Asked by DK PERRYMAN PHOTOGRAPHY    (K=65) on 8/7/2005 
I will be doing some old "Hollywood" type of portraits sometime soon. I was wondering would you shoot these type of photographs in hard light (no strobe) at 1/60 or 1/30 shutter speed? Most of the portraiture I photograph are done at 1/60 with strobe. I figured with hard light maybe I should come down. What do you think? Most of the lighting will be metered between f16 and f11, with the hair at 2 stops more. I really don't feel like bracketing, you know what I mean. I am not into waisting film if I dont have to. Thank you for your time and patience.


    


Helen Bach
 Helen Bach   (K=2331) - Comment Date 8/7/2005
I'm a bit puzzled by what you mean by 'hard light (no strobe)'. I guess that you mean hard lighting with some kind of continuous source like tungsten or HMI. You can use strobes (flash) to achieve hard lighting - begin by removing the reflectors to leave the bare tube.

I don't know what speed film/digital you are using, or how much equipment and space you have, but I think that 1/60 at f/11 with hair at f/22 might be a struggle with tungsten light. That's a lot of light (and heat). How slow you can go with your shutter speed depends on the sitter, but with tungsten lighting I'd usually shoot at around 1/30 at f/5.6 with EI 200 film, and I regard that as a lot of light!

There is one caveat with using tungsten for hard lighting: you can remove the reflector(s), but don't ever remove the safety screen from instruments with quarz halogen lamps. You only have to see the effects of one of those exploding once to know that no matter how rare it is, it must never happen when the flying pieces of red-hot glass could hit someone.

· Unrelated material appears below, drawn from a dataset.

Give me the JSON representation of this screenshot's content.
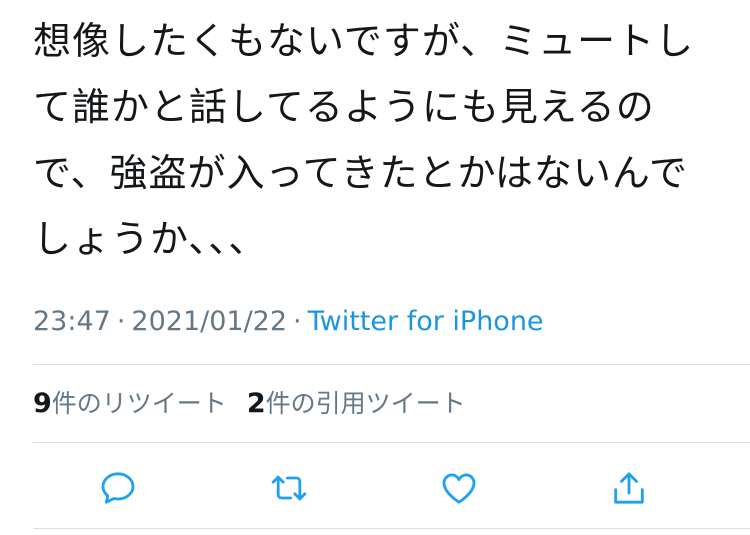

The alternative to bare lamps is a focussing spot (ellipsoidal spot, 'Leko') or spotted fresnel (eg dedo 650 at its narrowest beam setting) kept well away - you want the light source to appear small when seen from the sitter. You can even make masks to reduce the size of the source, but be careful about getting them too close to the hot lamp.

Direct sunlight, with reflectors and mirrors, is an excellent hard source, but not always available in the studio!

I'm afraid that I haven't explained that very well. I find it a lot easier to demonstrate than to write about.